Best’s incandescent, wispy presence on the field lights up the early parts, his dazzling skills and even more dazzling eyes, the pop of champagne and 60s mini-skirts and cheeky chappy tabloid exploits with girls, girls, girls (wags wagging fingers here include Angie Best, Alex Best and Jackie Glass).

That’s all so much fun and legend, despite the tut-tut of footballers who had to do the heavy lifting around him. The retirement of Matt Busby posits that Besty lost a father figure then and his spiral began. He had it all by 22 and was washed up by 27.
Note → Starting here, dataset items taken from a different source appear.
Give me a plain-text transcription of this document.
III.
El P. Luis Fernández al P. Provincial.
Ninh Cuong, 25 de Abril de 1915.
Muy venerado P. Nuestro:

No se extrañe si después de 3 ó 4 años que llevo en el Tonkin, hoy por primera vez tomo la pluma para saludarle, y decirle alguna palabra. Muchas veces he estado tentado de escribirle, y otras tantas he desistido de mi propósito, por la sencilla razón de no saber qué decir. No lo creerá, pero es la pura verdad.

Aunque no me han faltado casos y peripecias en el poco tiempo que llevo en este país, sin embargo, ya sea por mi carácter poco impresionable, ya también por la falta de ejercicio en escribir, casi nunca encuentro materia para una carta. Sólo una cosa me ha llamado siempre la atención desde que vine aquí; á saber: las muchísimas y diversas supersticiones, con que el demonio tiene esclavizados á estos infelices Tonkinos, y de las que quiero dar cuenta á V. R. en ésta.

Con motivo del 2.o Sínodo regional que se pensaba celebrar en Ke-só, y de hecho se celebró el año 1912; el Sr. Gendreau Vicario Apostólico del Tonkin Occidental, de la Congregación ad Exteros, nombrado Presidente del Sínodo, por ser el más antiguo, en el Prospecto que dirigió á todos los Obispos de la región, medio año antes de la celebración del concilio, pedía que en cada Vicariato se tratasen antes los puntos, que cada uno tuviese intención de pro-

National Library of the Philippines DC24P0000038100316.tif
But what’s really interesting is that the only person who doesn’t look sad in all this is Best himself. He is blissfully, boozily content with himself. He may be, as the title suggests, all by himself, but he doesn’t look miserable for a moment.

The film, with all its talking, shaking heads is more than a bit po-faced about this an could have done with some of the perspective, some of the levity and care-free swagger Best himself always felt he had, even when that swagger become a stagger. Instead we get granite-hewn football journo Hugh McIlvaney growling out his disapproval.

So, for whom is this a tragedy and who is the filmed tragedy for? Is it for football fans, to remind Man U devotees of what they lost? It wasn’t like his career was unfulfilled, though. Perhaps he sparkled all to briefly (out, out brief candle) but he never really asked the game for anything it didn’t give him, apart from a World Cup maybe.

I saw him play once, down at Fulham, my Dad took me on a Boxing Day, or maybe an Easter, to see him and Marshy demolish Hereford 4-1, I think. It was a game that happened to be caught on ITV’s the Big Match, so it’s quite a famous even now, though I didn’t know it at the time, when I was six, maybe seven.

I think the grief is that you want to help someone who didn’t want to be helped, that all these people in the film, in the crowds, on his teams, in his beds, gave him their heart – and as audience to this ‘tragedy’, we do too – but he rejects it continually, preferring white wine and vodka and being drunk, telling stories with his maverick mates like Rodney Marsh. Did we enable him? Is alcoholism a disease? Could someone have saved him? – no, not even Pat Jennings, the huge keeper he so famously lobs from 8 yards out in a classic bit of Best footage.

Like the old, possible true, story goes with that hotel bellboy saying Besty, Besty where did it all go wrong? We’re still talking about him now, still making films about the legend, so turns out he must have done something right.